Split table in 4 equivalent parts by 3 criteria

iordache09 · Dec 19, 2014

Hi all,
I have a table with the folowing structure:
ID(integer) Value1(Double) Value2(Double)

I need to split this table in 4 equals parts:
- count of id must be equal or close to equal(ex: 467 split in 3 x 117 and 116) for each part
- the cumulated Value1 and Value2 must be equal or close to equal for each part

Can u please help with a solution

Thx

plog · Dec 19, 2014

I think to guarantee exactly what you want you could write a 250 line function. Or, you could use this method and be pretty damn close:

If the ID is sequential (1, 2, 3...) and doesn't have gaps you can use the MOD operator (http://msdn.microsoft.com/en-us/library/se0w9esz.aspx) to put records into parts by their ID.

Part: (ID MOD 4) + 1

Use that and it will assign parts as such:

ID's in Part 1: 1, 5, 9, 13, 17...
ID's in Part 2: 2, 6, 10, 14, 18...
ID's in Part 3: 3, 7, 11, 15, 19...
ID's in Part 4: 4, 8, 12, 16, 20...

This guarantees the first criteria (3 parts of 117 and 1 of 116); but not the second (all parts roughly equal). However, over 467 records the values should come to average out.

jdraw · Dec 19, 2014

An off the wall approach:
Create a fourth column in a query/recordset

Id,value1, value2, value1+value2

Sort on descending Value1+value2

then sequentially assign to group1, group2, group3,group4 in a loop

iordache09 · Dec 19, 2014

Thanks for your answer, let me give you more details to help you understand my situation.

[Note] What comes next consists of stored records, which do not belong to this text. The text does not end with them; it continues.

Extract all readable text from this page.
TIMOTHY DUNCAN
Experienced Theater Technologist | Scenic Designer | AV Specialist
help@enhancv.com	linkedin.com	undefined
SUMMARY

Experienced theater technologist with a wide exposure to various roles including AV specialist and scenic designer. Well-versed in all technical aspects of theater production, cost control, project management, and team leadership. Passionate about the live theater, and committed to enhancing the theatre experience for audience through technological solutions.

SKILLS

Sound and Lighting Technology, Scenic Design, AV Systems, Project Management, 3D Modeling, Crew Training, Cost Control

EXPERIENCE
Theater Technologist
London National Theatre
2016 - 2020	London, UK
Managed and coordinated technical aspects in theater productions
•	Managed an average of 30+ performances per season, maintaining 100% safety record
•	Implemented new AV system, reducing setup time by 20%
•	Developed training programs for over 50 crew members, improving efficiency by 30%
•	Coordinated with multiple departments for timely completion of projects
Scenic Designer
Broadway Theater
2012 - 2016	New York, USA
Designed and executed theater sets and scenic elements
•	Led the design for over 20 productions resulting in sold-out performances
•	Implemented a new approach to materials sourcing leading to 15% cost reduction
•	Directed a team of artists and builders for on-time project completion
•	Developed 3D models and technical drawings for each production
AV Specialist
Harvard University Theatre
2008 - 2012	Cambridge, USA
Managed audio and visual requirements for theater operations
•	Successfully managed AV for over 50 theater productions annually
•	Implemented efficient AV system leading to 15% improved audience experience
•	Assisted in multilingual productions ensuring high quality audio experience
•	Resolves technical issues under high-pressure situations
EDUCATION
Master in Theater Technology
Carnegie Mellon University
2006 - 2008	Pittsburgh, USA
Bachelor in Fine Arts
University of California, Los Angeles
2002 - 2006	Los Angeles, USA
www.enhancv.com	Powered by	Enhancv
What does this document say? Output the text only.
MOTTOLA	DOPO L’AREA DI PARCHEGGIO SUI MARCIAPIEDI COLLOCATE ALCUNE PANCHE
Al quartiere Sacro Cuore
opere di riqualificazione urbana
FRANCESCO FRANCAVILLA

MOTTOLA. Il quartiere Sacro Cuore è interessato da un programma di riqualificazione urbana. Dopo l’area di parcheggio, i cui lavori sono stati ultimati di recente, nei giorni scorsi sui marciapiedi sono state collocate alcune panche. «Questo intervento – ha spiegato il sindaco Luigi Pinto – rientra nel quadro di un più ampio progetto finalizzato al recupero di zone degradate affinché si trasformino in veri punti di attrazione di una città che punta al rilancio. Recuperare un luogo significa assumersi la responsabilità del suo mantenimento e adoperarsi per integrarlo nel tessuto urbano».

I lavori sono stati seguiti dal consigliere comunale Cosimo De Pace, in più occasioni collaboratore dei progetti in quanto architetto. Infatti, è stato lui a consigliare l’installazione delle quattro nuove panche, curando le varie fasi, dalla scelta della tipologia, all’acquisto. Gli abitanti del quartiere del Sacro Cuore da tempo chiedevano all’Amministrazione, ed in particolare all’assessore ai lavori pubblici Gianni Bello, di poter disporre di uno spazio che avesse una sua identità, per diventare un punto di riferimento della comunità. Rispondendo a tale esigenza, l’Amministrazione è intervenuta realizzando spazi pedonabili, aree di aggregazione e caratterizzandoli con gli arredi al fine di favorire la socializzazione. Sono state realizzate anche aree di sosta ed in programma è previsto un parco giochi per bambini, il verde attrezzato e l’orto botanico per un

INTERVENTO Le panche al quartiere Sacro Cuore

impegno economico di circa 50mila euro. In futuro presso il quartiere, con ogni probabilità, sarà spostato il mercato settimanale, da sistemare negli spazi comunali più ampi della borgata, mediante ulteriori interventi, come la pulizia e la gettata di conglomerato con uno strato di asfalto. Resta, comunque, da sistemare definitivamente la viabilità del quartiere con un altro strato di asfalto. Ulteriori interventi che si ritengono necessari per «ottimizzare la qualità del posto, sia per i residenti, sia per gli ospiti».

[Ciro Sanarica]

My table looks like this, and i have approx. 8000 records (use text to column separator " "):

ID UserID Category Value1 Value2 Group
351520 1801129226 B1 5,140.33 115.61 Group1
1430584 2850323070 B1 6,841.17 221.52 Group2
1412316 1690308070 B1 6,817.92 223.49 Group3
1253380 1780911434 B1 1803.89 109.44 Group1
1337470 2460820090 B2 3,675.36 248.64 Group1
1552594 2591019080 B2 3746.05 269.58 Group3
999728 2850323070 B2 3,700.43 255.50 Group2
586489 2590115511 B2 1,978.62 21.60 Group3
1362556 1549317360 B3 2,197.88 159.87 Group1
1147636 2690202900 B3 2,044.22 204.04 Group2
812250 7759108479 B3 2,163.30 127.90 Group3
1645765 7759108479 B3 1,843.00 190.15 Group1
1419227 2799813159 B3 2,003.27 115.93 Group2
1134840 1469917131 B3 2,011.01 193.99 Group3

I need to split the data into 3 groups (see column Group), the groups must have a equal number of records and a equal cumulated "value 1" and "value 2".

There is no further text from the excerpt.